Thanas wrote:But what is your alternative? Being more and more dependent on the USA to the point that we cannot criticize them because they got us by our balls? That is not a relationship of equals, primarily because the fact is that the EU needs the USA more than vice versa. Are you happy being a US vassal?
My alternative is dealing with our own internal issues first before getting mixed up in problems abroad. It's one thing to deploy Eurocorps to keep the peace in Bosnia, it's something else entirely to deploy EU troops under direct command of Brussels to a hotspot like Ukraine.
It's all well and fine to postulate that in ten years there may be a situation where a bigger pan-European force is necessary, but even if that's the case then we still need to first solve the myriad issues with such a force
before having it. Where are these troops going to come from? Who's paying for them? Under whose command will they be? Who will make the decision to deploy them, and who will be democratically accountable for them? I'd have serious issues with troops deployed on, for example, the say-so of the High Commissioner for Foreign Affairs and Security Policy. This is a person chosen by one member state, who can only be dismissed by the European Parliament, a body that has historically suffered from extremely low turnout during elections. Will this be the mechanism that can leverage all of the EU into a war? Because fuuuuck that.
Hell, I'm not sure I want the ability to make war on behalf of my country given to Brussels
at all. The power to declare war is one of the highest sovereign prerogatives. It should be amongst the very last rights to be ceded to the EU if we collectively decide to go all the way down the road to federalization. And if that's going to happen at all is an open question right now.
My point is, if we're going to have an army, we're bloody well going to first properly settle if Brussels has a right to the legitimate use of physical force first, and then we're going to make sure this army is properly accountable to the people in a clear and succinct manner.

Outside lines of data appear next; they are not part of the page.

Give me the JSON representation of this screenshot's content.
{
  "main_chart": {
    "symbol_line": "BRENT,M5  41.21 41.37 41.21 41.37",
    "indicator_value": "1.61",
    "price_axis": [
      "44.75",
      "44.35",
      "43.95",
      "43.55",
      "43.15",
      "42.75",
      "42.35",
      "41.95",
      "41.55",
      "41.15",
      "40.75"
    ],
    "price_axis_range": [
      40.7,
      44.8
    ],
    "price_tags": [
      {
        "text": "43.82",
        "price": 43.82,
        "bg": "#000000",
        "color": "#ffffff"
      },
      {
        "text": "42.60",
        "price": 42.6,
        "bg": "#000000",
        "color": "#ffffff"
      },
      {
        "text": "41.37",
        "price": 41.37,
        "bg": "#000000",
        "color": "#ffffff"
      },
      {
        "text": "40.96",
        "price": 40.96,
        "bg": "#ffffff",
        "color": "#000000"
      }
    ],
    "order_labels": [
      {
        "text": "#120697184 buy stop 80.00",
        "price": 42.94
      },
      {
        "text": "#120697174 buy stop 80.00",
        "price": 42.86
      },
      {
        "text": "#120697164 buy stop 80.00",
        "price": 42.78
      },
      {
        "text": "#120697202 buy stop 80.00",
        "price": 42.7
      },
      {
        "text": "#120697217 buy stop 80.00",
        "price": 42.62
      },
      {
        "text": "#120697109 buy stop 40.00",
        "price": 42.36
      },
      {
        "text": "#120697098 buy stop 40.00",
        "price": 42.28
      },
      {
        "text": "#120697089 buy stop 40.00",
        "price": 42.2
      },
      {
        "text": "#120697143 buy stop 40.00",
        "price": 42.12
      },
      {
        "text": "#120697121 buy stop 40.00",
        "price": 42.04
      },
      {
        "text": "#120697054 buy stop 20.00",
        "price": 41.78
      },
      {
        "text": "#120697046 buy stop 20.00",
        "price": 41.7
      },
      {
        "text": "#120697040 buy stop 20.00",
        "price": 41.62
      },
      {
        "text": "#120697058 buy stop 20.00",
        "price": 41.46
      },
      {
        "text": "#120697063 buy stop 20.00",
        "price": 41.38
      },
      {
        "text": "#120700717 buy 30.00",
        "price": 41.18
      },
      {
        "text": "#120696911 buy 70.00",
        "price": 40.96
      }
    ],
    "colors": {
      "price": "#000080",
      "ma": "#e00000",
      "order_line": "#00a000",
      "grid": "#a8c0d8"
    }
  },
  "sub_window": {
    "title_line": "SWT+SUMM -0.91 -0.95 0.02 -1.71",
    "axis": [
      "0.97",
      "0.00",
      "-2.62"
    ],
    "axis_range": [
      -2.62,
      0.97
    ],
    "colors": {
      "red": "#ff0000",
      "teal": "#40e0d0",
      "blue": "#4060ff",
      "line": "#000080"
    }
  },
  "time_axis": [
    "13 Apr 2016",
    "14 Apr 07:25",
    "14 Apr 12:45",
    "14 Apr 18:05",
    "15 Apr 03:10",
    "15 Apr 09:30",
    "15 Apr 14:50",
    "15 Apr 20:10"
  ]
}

Anything less and we're better off not having an army at all.
Relying on the US for a few years more is infinitely preferable to a headlong rush into the unknown because we're afraid the Russians could be coming. Fear is a bad adviser, and this is not a joking matter. This issue hits at the core of what the EU is for and what intends to be in the future. And that is far more important than showing off to the USA or Russia or whoever that we can build an army too.

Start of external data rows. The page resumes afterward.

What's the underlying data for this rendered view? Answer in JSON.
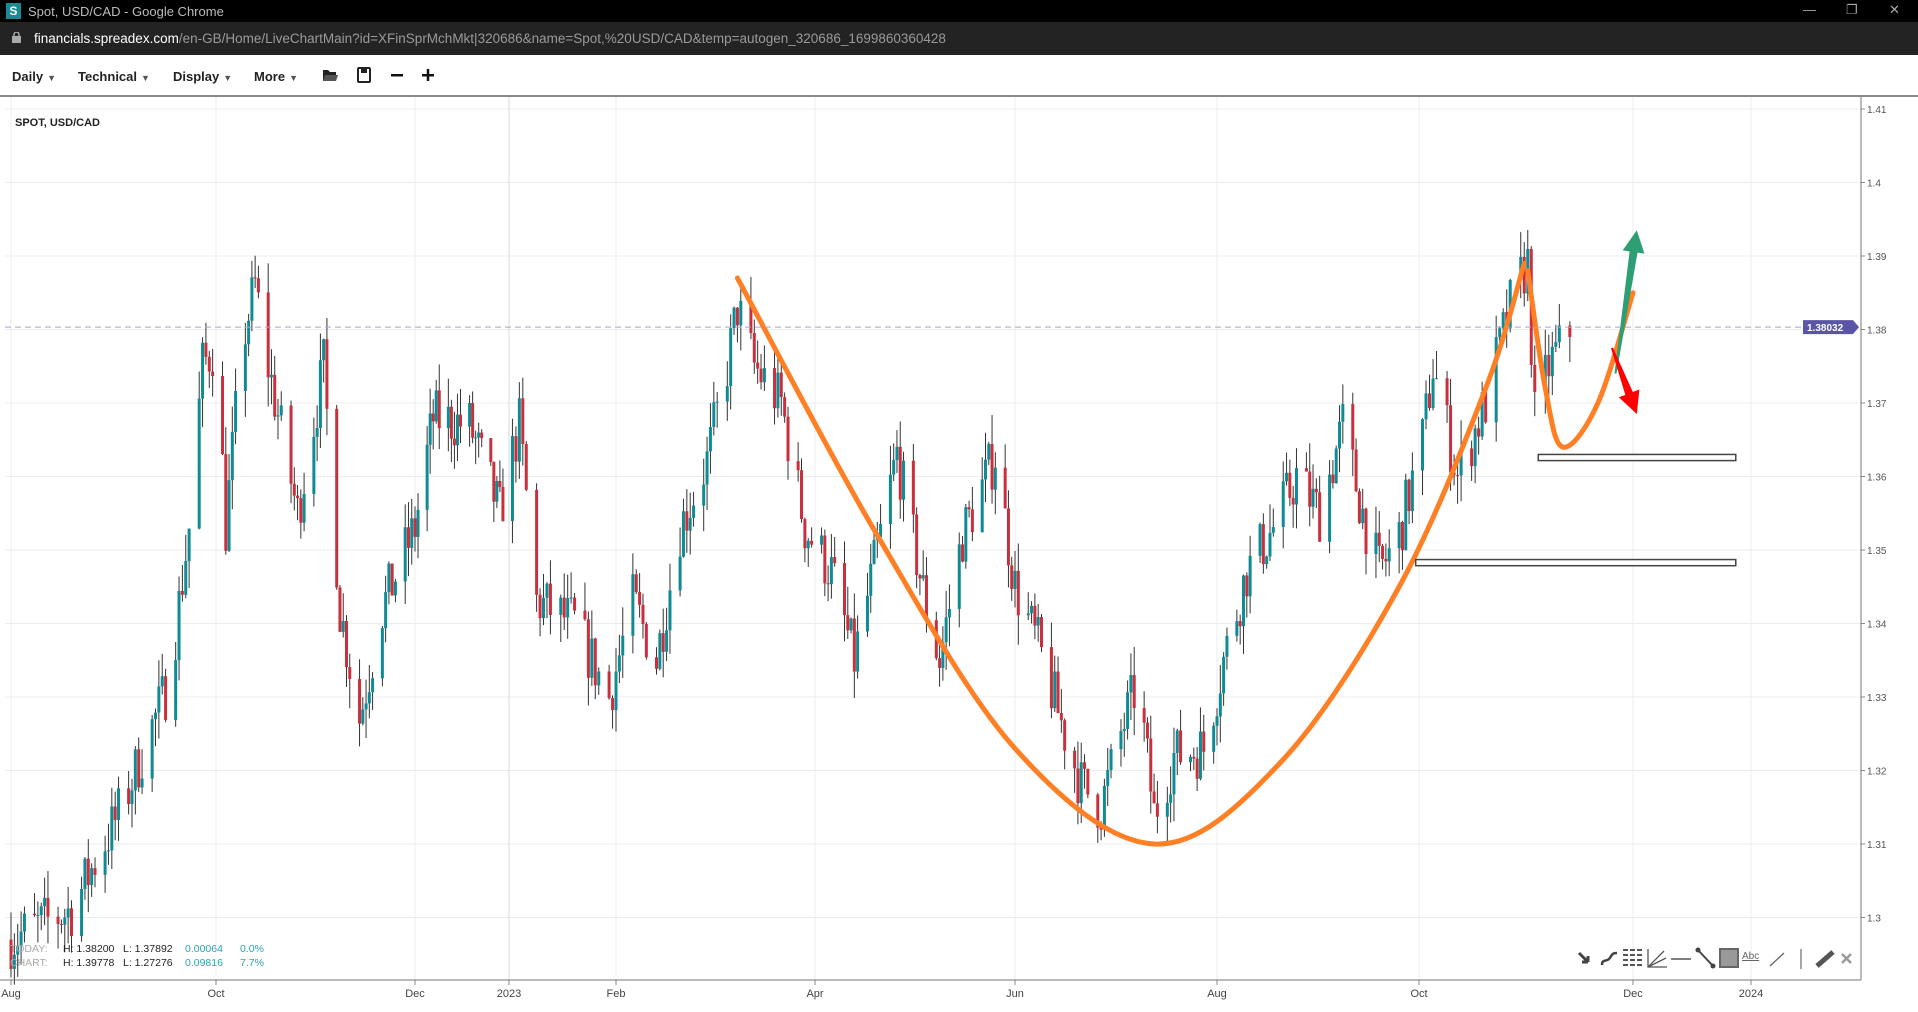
{
  "window": {
    "title": "Spot, USD/CAD - Google Chrome",
    "logo_letter": "S"
  },
  "address_bar": {
    "host": "financials.spreadex.com",
    "path": "/en-GB/Home/LiveChartMain?id=XFinSprMchMkt|320686&name=Spot,%20USD/CAD&temp=autogen_320686_1699860360428"
  },
  "toolbar": {
    "menus": [
      "Daily",
      "Technical",
      "Display",
      "More"
    ],
    "icons": [
      "open-folder-icon",
      "save-icon",
      "zoom-out-icon",
      "zoom-in-icon"
    ]
  },
  "chart_title": "SPOT, USD/CAD",
  "stats": {
    "today": {
      "label": "TODAY:",
      "high": "H: 1.38200",
      "low": "L: 1.37892",
      "change": "0.00064",
      "pct": "0.0%"
    },
    "chart": {
      "label": "CHART:",
      "high": "H: 1.39778",
      "low": "L: 1.27276",
      "change": "0.09816",
      "pct": "7.7%"
    }
  },
  "drawing_tools": [
    "arrow-icon",
    "curve-icon",
    "fibonacci-icon",
    "fan-icon",
    "horizontal-line-icon",
    "trend-line-icon",
    "rectangle-icon",
    "text-icon",
    "line-icon",
    "separator",
    "ruler-icon",
    "close-icon"
  ],
  "drawing_tools_text": "Abc",
  "colors": {
    "up": "#0f8b96",
    "down": "#c9303c",
    "annotation": "#ff7f24",
    "arrow_up": "#2e9e74",
    "arrow_down": "#ff0000",
    "price_badge": "#5b55a8"
  },
  "chart_data": {
    "type": "candlestick",
    "title": "SPOT, USD/CAD",
    "ylim": [
      1.295,
      1.412
    ],
    "y_ticks": [
      "1.3",
      "1.31",
      "1.32",
      "1.33",
      "1.34",
      "1.35",
      "1.36",
      "1.37",
      "1.38",
      "1.39",
      "1.4",
      "1.41"
    ],
    "x_ticks": [
      {
        "label": "Aug",
        "date": "2022-08-01"
      },
      {
        "label": "Oct",
        "date": "2022-10-01"
      },
      {
        "label": "Dec",
        "date": "2022-12-01"
      },
      {
        "label": "2023",
        "date": "2023-01-01"
      },
      {
        "label": "Feb",
        "date": "2023-02-01"
      },
      {
        "label": "Apr",
        "date": "2023-04-01"
      },
      {
        "label": "Jun",
        "date": "2023-06-01"
      },
      {
        "label": "Aug",
        "date": "2023-08-01"
      },
      {
        "label": "Oct",
        "date": "2023-10-01"
      },
      {
        "label": "Dec",
        "date": "2023-12-01"
      },
      {
        "label": "2024",
        "date": "2024-01-01"
      }
    ],
    "current_price": "1.38032",
    "price_path": [
      [
        "2022-08-01",
        1.297
      ],
      [
        "2022-08-05",
        1.298
      ],
      [
        "2022-08-19",
        1.301
      ],
      [
        "2022-09-03",
        1.315
      ],
      [
        "2022-09-17",
        1.332
      ],
      [
        "2022-09-23",
        1.353
      ],
      [
        "2022-09-27",
        1.375
      ],
      [
        "2022-10-01",
        1.378
      ],
      [
        "2022-10-04",
        1.353
      ],
      [
        "2022-10-09",
        1.378
      ],
      [
        "2022-10-13",
        1.386
      ],
      [
        "2022-10-17",
        1.375
      ],
      [
        "2022-10-26",
        1.355
      ],
      [
        "2022-11-03",
        1.375
      ],
      [
        "2022-11-08",
        1.342
      ],
      [
        "2022-11-14",
        1.327
      ],
      [
        "2022-11-21",
        1.342
      ],
      [
        "2022-12-01",
        1.353
      ],
      [
        "2022-12-07",
        1.368
      ],
      [
        "2022-12-19",
        1.367
      ],
      [
        "2022-12-29",
        1.355
      ],
      [
        "2023-01-04",
        1.367
      ],
      [
        "2023-01-09",
        1.343
      ],
      [
        "2023-01-20",
        1.34
      ],
      [
        "2023-01-30",
        1.33
      ],
      [
        "2023-02-06",
        1.343
      ],
      [
        "2023-02-13",
        1.335
      ],
      [
        "2023-02-20",
        1.353
      ],
      [
        "2023-02-28",
        1.362
      ],
      [
        "2023-03-06",
        1.375
      ],
      [
        "2023-03-09",
        1.383
      ],
      [
        "2023-03-14",
        1.375
      ],
      [
        "2023-03-22",
        1.37
      ],
      [
        "2023-03-29",
        1.353
      ],
      [
        "2023-04-06",
        1.347
      ],
      [
        "2023-04-13",
        1.335
      ],
      [
        "2023-04-21",
        1.352
      ],
      [
        "2023-04-26",
        1.363
      ],
      [
        "2023-05-05",
        1.342
      ],
      [
        "2023-05-09",
        1.335
      ],
      [
        "2023-05-16",
        1.352
      ],
      [
        "2023-05-26",
        1.363
      ],
      [
        "2023-06-01",
        1.345
      ],
      [
        "2023-06-08",
        1.337
      ],
      [
        "2023-06-16",
        1.325
      ],
      [
        "2023-06-21",
        1.318
      ],
      [
        "2023-06-27",
        1.315
      ],
      [
        "2023-07-03",
        1.325
      ],
      [
        "2023-07-08",
        1.332
      ],
      [
        "2023-07-13",
        1.314
      ],
      [
        "2023-07-19",
        1.322
      ],
      [
        "2023-07-28",
        1.323
      ],
      [
        "2023-08-03",
        1.335
      ],
      [
        "2023-08-10",
        1.347
      ],
      [
        "2023-08-18",
        1.353
      ],
      [
        "2023-08-25",
        1.36
      ],
      [
        "2023-09-01",
        1.355
      ],
      [
        "2023-09-08",
        1.367
      ],
      [
        "2023-09-14",
        1.355
      ],
      [
        "2023-09-19",
        1.347
      ],
      [
        "2023-09-25",
        1.352
      ],
      [
        "2023-10-02",
        1.365
      ],
      [
        "2023-10-05",
        1.375
      ],
      [
        "2023-10-12",
        1.36
      ],
      [
        "2023-10-20",
        1.37
      ],
      [
        "2023-10-28",
        1.385
      ],
      [
        "2023-11-01",
        1.389
      ],
      [
        "2023-11-03",
        1.368
      ],
      [
        "2023-11-07",
        1.375
      ],
      [
        "2023-11-13",
        1.38
      ]
    ],
    "annotations": {
      "curve_large": [
        [
          "2023-03-09",
          1.387
        ],
        [
          "2023-04-20",
          1.352
        ],
        [
          "2023-06-01",
          1.323
        ],
        [
          "2023-07-13",
          1.31
        ],
        [
          "2023-08-20",
          1.321
        ],
        [
          "2023-09-25",
          1.345
        ],
        [
          "2023-10-20",
          1.372
        ],
        [
          "2023-10-31",
          1.389
        ]
      ],
      "curve_small": [
        [
          "2023-11-01",
          1.388
        ],
        [
          "2023-11-06",
          1.372
        ],
        [
          "2023-11-11",
          1.364
        ],
        [
          "2023-11-21",
          1.37
        ],
        [
          "2023-12-01",
          1.385
        ]
      ],
      "arrow_up": {
        "from": [
          "2023-11-26",
          1.374
        ],
        "to": [
          "2023-12-02",
          1.3935
        ]
      },
      "arrow_down": {
        "from": [
          "2023-11-25",
          1.3775
        ],
        "to": [
          "2023-12-02",
          1.3685
        ]
      },
      "rectangles": [
        {
          "from": [
            "2023-11-04",
            1.363
          ],
          "to": [
            "2023-12-28",
            1.3623
          ]
        },
        {
          "from": [
            "2023-09-30",
            1.3487
          ],
          "to": [
            "2023-12-28",
            1.348
          ]
        }
      ]
    }
  }
}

If you'll allow me to draw a parallel, I don't think the USA when it was building its security apparatus ever stopped to consider if it was right or just or fundamentally desirable to have the ability to trawl every e-mail and listen to every phonecall in the world without adequate democratic guardianship. Someone must've thought it was a good idea, stewardship was left to opaque oversight committees, congress never had an open debate on PRISM and suddenly here we are, with half the world screaming bloody murder about the invasion of their privacy whilst the government rushes to cover the mess under the blanket of 'national security'. That's the sort of situation you find yourself in when you let abilities escalate without ensuring transparancy, ironclad oversight and clearly defined boundaries and accountability checks first.

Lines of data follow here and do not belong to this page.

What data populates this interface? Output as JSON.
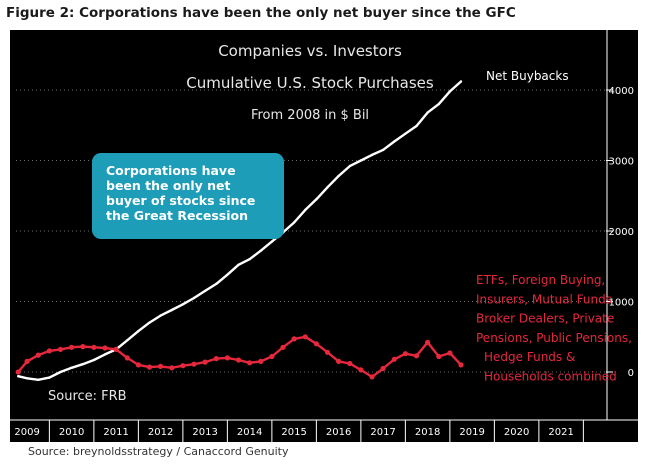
{
  "figure_title": "Figure 2: Corporations have been the only net buyer since the GFC",
  "source_note": "Source: breynoldsstrategy / Canaccord Genuity",
  "callout": {
    "lines": [
      "Corporations have",
      "been the only net",
      "buyer of stocks since",
      "the Great Recession"
    ],
    "color": "#1e9db8"
  },
  "chart_data": {
    "type": "line",
    "title": "Companies vs. Investors",
    "subtitle": "Cumulative U.S. Stock Purchases",
    "subtitle2": "From 2008 in $ Bil",
    "source_label": "Source: FRB",
    "x_ticks": [
      "2009",
      "2010",
      "2011",
      "2012",
      "2013",
      "2014",
      "2015",
      "2016",
      "2017",
      "2018",
      "2019",
      "2020",
      "2021"
    ],
    "y_ticks": [
      0,
      1000,
      2000,
      3000,
      4000
    ],
    "xlim": [
      2008.75,
      2021.8
    ],
    "ylim": [
      -550,
      4400
    ],
    "background": "#000000",
    "series": [
      {
        "name": "Net Buybacks",
        "color": "#ffffff",
        "x": [
          2008.8,
          2009.0,
          2009.25,
          2009.5,
          2009.75,
          2010.0,
          2010.25,
          2010.5,
          2010.75,
          2011.0,
          2011.25,
          2011.5,
          2011.75,
          2012.0,
          2012.25,
          2012.5,
          2012.75,
          2013.0,
          2013.25,
          2013.5,
          2013.75,
          2014.0,
          2014.25,
          2014.5,
          2014.75,
          2015.0,
          2015.25,
          2015.5,
          2015.75,
          2016.0,
          2016.25,
          2016.5,
          2016.75,
          2017.0,
          2017.25,
          2017.5,
          2017.75,
          2018.0,
          2018.25,
          2018.5,
          2018.75
        ],
        "y": [
          -60,
          -90,
          -110,
          -80,
          0,
          60,
          110,
          170,
          250,
          320,
          450,
          580,
          700,
          800,
          880,
          960,
          1050,
          1150,
          1250,
          1380,
          1520,
          1600,
          1720,
          1850,
          1980,
          2120,
          2300,
          2450,
          2620,
          2780,
          2920,
          3000,
          3080,
          3150,
          3270,
          3380,
          3490,
          3680,
          3800,
          3980,
          4120
        ]
      },
      {
        "name": "ETFs, Foreign Buying, Insurers, Mutual Funds Broker Dealers, Private Pensions, Public Pensions, Hedge Funds & Households combined",
        "label_lines": [
          "ETFs, Foreign Buying,",
          "Insurers, Mutual Funds",
          "Broker Dealers, Private",
          "Pensions, Public Pensions,",
          "Hedge Funds &",
          "Households combined"
        ],
        "color": "#e6283c",
        "x": [
          2008.8,
          2009.0,
          2009.25,
          2009.5,
          2009.75,
          2010.0,
          2010.25,
          2010.5,
          2010.75,
          2011.0,
          2011.25,
          2011.5,
          2011.75,
          2012.0,
          2012.25,
          2012.5,
          2012.75,
          2013.0,
          2013.25,
          2013.5,
          2013.75,
          2014.0,
          2014.25,
          2014.5,
          2014.75,
          2015.0,
          2015.25,
          2015.5,
          2015.75,
          2016.0,
          2016.25,
          2016.5,
          2016.75,
          2017.0,
          2017.25,
          2017.5,
          2017.75,
          2018.0,
          2018.25,
          2018.5,
          2018.75
        ],
        "y": [
          0,
          150,
          240,
          300,
          320,
          350,
          360,
          350,
          340,
          320,
          200,
          100,
          70,
          80,
          60,
          90,
          110,
          140,
          190,
          200,
          170,
          130,
          150,
          220,
          350,
          470,
          500,
          400,
          280,
          150,
          120,
          30,
          -70,
          50,
          180,
          260,
          230,
          420,
          220,
          270,
          100
        ]
      }
    ]
  }
}
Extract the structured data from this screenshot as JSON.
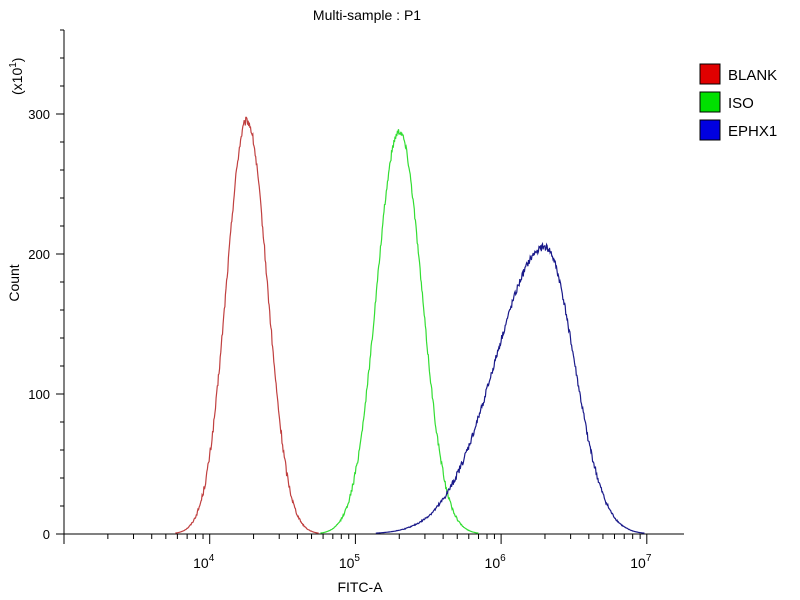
{
  "chart_data": {
    "type": "line",
    "title": "Multi-sample : P1",
    "xlabel": "FITC-A",
    "ylabel": "Count",
    "y_multiplier_label": "(x10",
    "y_multiplier_exp": "1",
    "y_multiplier_close": ")",
    "x_scale": "log",
    "xlim": [
      1000,
      18000000
    ],
    "ylim": [
      0,
      360
    ],
    "x_ticks": [
      {
        "value": 10000,
        "base": "10",
        "exp": "4"
      },
      {
        "value": 100000,
        "base": "10",
        "exp": "5"
      },
      {
        "value": 1000000,
        "base": "10",
        "exp": "6"
      },
      {
        "value": 10000000,
        "base": "10",
        "exp": "7"
      }
    ],
    "y_ticks": [
      {
        "value": 0,
        "label": "0"
      },
      {
        "value": 100,
        "label": "100"
      },
      {
        "value": 200,
        "label": "200"
      },
      {
        "value": 300,
        "label": "300"
      }
    ],
    "legend_position": "right",
    "series": [
      {
        "name": "BLANK",
        "color": "#e00000",
        "stroke": "#c04040",
        "peak_x": 18000,
        "peak_y": 295,
        "sigma_log": 0.14,
        "skew": 1.0,
        "noise": 6
      },
      {
        "name": "ISO",
        "color": "#00e000",
        "stroke": "#33dd33",
        "peak_x": 200000,
        "peak_y": 288,
        "sigma_log": 0.155,
        "skew": 1.0,
        "noise": 5
      },
      {
        "name": "EPHX1",
        "color": "#0000e0",
        "stroke": "#1a1a8a",
        "peak_x": 2000000,
        "peak_y": 205,
        "sigma_log": 0.2,
        "skew": 1.7,
        "noise": 5
      }
    ]
  }
}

What's more, PRISM happened in the USA, an actual federal state with hundreds of years of precedent to determine what the government is and is not allowed to do. The EU does
not have that kind of history behind it. We're making it up as we go. I feel very strongly that before any step we take, but especially one as radical as establishing a centralized army, we need to have an open and comprehensive discussion about whether we want this new capability, what it will be used for but also what it will
not be used for, who will be held accountable for its use and how. I absolutely, fundamentally disagree with establishing any kind of army before these matters are settled by broad pan-European consensus. Yes, that may mean that in ten years we do not have the capability we need. But it will also hopefully mean that in ten years we don't accidentally slide the whole bloody continent into a giant war because we were so damn eager that we didn't stop to have a think and a chat about how to go about implementing and handling this shiny new army of ours.